Solved – Out-of-core data analysis options

large datarsas

I have been using SAS professionally for close to 5 years now. I have it installed on my laptop and frequently have to analyze datasets with 1,000-2,000 variables and hundreds of thousands of observations.

I have been looking for alternatives to SAS that allow me to conduct analyses on similar sized data sets. I am curious what other people use for situations such as this. This certainly isn't "Big Data" in the manner that is used today. Nor are my datasets small enough to hold in memory. I need a solution that can apply algorithms to data stored on a hard drive. These are the things I have investigated to no avail:

  1. R – BigMemory can create matrices stored out of memory, but the elements have to be the same mode. I work with data that is almost a 50/50 split between character and numeric. The FF package gets closer to what I need, but I don't quite understand which procedures are compatible with it. I think support is somewhat limited.
  2. Pandas – I was very excited about a Pythonic alternative to R. However, it too has to hold all of the data in memory.
  3. Revolution R – This one shows quite a bit of promise. I have a copy on my home computer (free if you sign up for Kaggle) and have yet to test it as viable alternative to SAS. Comments on Revolution R as a SAS alternative are much appreciated.

Thanks

UPDATE 1

Editing to add that I am looking for real-life, practical solutions that people have used successfully. For the most part, SAS lets me chug through big files without worrying one bit about memory constraints. However SAS is implemented, they figured out how to make memory management transparent to the user. But, it is with a heavy heart that I used SAS for my job (I have to) and would LOVE a FOSS alternative that allows me to work on "large" data without having to think too hard about where the data is located at a specific time (in memory or on disk).

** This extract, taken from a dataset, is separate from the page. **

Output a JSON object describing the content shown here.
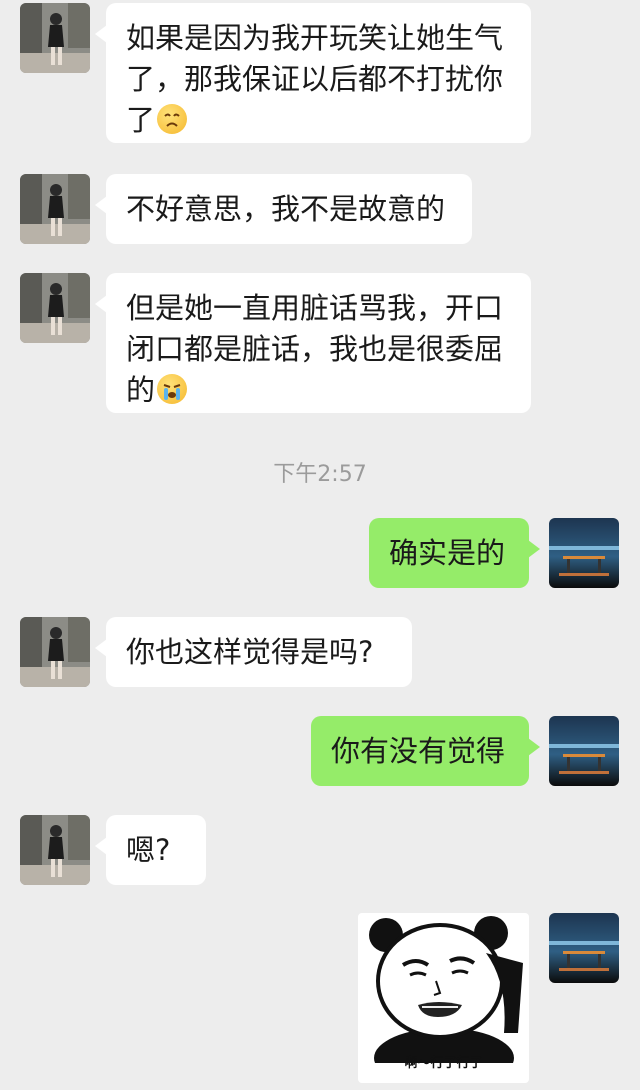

The closest things I have come across are R's FF package and something on the horizon for Python called Blaze. And yet, these problems have existed for many years so what have analysts been doing in the mean time? How are they handling these same issues with Memory limits? The majority of solutions on offer seem to be:

  • Get more RAM — This isn't a good solution, imo. It's easy to find a dataset that can exceed RAM yet still fit on a hard-drive. Furthermore, the work flow has to accommodate all of the structures that are created during exploratory data analysis.
  • Subset the data — This is fine for exploration but not for finalizing results and reporting. Eventually, whatever processes are developed on a subset will have to be applied to the entire dataset (in my case, anyway).
  • Chunk through the data — This is what I would like to know more about from people who actually implement this work-flow. How is it done? With what tools? Can it be done in a way that's transparent to the user? (i.e., create some on-disk data structure and the frame-work takes care of the chunking under the hood).

Best Answer

if you're maxing out at 500,000 records x 2,000 variables, i would spend a little more money on RAM for your laptop and be done with it. if you have 16GB, you can probably read the data set you're describing into R directly. and at that point, you'll be able to do far more - and very quickly.. but you say that's not an option, so:

look at SQL-based packages for R. these allow you to connect to external databases and access those tables via SQL. since SQL is pretty universal (and since R is open-source), your code won't be lost if you change jobs or lose access to SAS. the easiest external database to set up is RSQLite but by far the fastest is MonetDB.R (speed tests)

there are probably a few good solutions to your stated problem, my guess is that just about all of them involve R ;)